There are movies that feature difficult lives shrouded in adversity. There are movies that feature good people struggling through hard times. Then there is The Turin Horse, a movie that portrays lives that are not just difficult, but lives rooted in an existential despair so profound it’s difficult to watch.
That’s not to say one shouldn’t watch The Turin Horse. One should. For all its bleakness and repetition and mounting dread, it’s also beautiful and controlled. There’s nothing else out there quite like it.
The film opens with an anecdote, probably apocryphal, told in voiceover. Friedrich Nietzsche left his home in Turin, Italy, and saw a cabman beating a horse. Nietzsche, sobbing at the sight, threw his arms around the horse’s neck and saved it. Then Nietzsche went mad.
“So what happened to the horse?” asks the narrator. No one knows. When the action picks up, we see an old cabman driving a horse—not the one Nietzsche saved—through a barren countryside. Both are harried by gale-force winds that make it near impossible to see or move. The cabman (János Derzsi) arrives home and with the help of his adult daughter (Erika Bók), puts the horse and cab into their barn.
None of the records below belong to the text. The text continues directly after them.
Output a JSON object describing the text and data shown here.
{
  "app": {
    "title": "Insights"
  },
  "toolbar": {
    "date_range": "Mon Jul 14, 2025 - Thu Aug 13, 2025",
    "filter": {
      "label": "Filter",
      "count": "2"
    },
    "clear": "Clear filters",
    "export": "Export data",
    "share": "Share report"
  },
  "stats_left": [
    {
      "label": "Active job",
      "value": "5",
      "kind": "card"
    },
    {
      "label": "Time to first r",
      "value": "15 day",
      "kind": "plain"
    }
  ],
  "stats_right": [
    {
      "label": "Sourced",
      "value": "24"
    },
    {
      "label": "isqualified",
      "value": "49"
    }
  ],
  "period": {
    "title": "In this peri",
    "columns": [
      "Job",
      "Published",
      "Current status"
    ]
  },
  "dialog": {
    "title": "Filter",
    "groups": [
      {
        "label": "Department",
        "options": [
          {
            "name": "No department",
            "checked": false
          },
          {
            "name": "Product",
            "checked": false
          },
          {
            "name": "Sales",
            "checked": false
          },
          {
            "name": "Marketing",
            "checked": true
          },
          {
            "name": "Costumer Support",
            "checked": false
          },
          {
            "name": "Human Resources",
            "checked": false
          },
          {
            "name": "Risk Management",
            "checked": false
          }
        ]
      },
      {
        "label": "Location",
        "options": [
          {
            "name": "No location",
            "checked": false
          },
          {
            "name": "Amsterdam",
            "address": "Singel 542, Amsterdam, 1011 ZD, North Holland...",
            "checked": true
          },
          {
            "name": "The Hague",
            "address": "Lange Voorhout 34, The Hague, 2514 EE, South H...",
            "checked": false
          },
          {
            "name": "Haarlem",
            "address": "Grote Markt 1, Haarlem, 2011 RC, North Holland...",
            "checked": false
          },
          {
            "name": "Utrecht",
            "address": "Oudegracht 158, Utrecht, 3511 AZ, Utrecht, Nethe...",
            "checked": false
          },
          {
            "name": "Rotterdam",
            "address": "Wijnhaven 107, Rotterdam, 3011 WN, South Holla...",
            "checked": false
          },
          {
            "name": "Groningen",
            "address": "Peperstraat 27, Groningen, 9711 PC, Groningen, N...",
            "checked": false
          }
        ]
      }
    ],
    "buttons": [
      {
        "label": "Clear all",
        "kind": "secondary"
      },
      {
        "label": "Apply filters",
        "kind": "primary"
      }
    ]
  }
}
The rest of the action—and “action” is used advisedly—takes place over the next six days as life gets slowly gets worse. It’s not the sort of worse that is easily quantifiable. There are no deaths in the family or robberies or harms against the cabman or his daughter. The “worse” here is life itself, repetitive, thankless, dull and soul crushing.
The cabman’s right arm is paralyzed, so his daughter does much of the heavy labor required for them to live, including going to the well each morning in the terrible wind, keeping the fire in the home burning and cooking meals—which consist of one boiled potato each—for them to eat. Father chops wood with one arm.
The day-to-day drudgery is interrupted twice. One day a neighbor comes over to purchase brandy from them and deliver an eight-minute rant about the bankrupting of our human souls. Another day gypsies stop by and steal water from the well outside the house.
These long days of backbreaking work are filmed in long, expertly composed and executed tracking shots. The unbroken takes—there are 30 shots in the movie—highlight the repetition of the tasks. The camera work isn’t flashy, either, but does show the unrelenting grind of a hard life. The only glimmer of hope comes from the mare, who, despite her increasing unwillingness to eat, remains a surprisingly sentimental presence as darkness literally closes in on the man and his daughter.
Hungarian filmmaker Bela Tarr says The Turin Horse is his last film, and it’s a good one to go out on. There aren’t many movies out there telling stories of existential crisis; Krzysztof Kieślowski is long gone. Besides, after putting together a movie that shows what may be the apocalypse, where does one go next?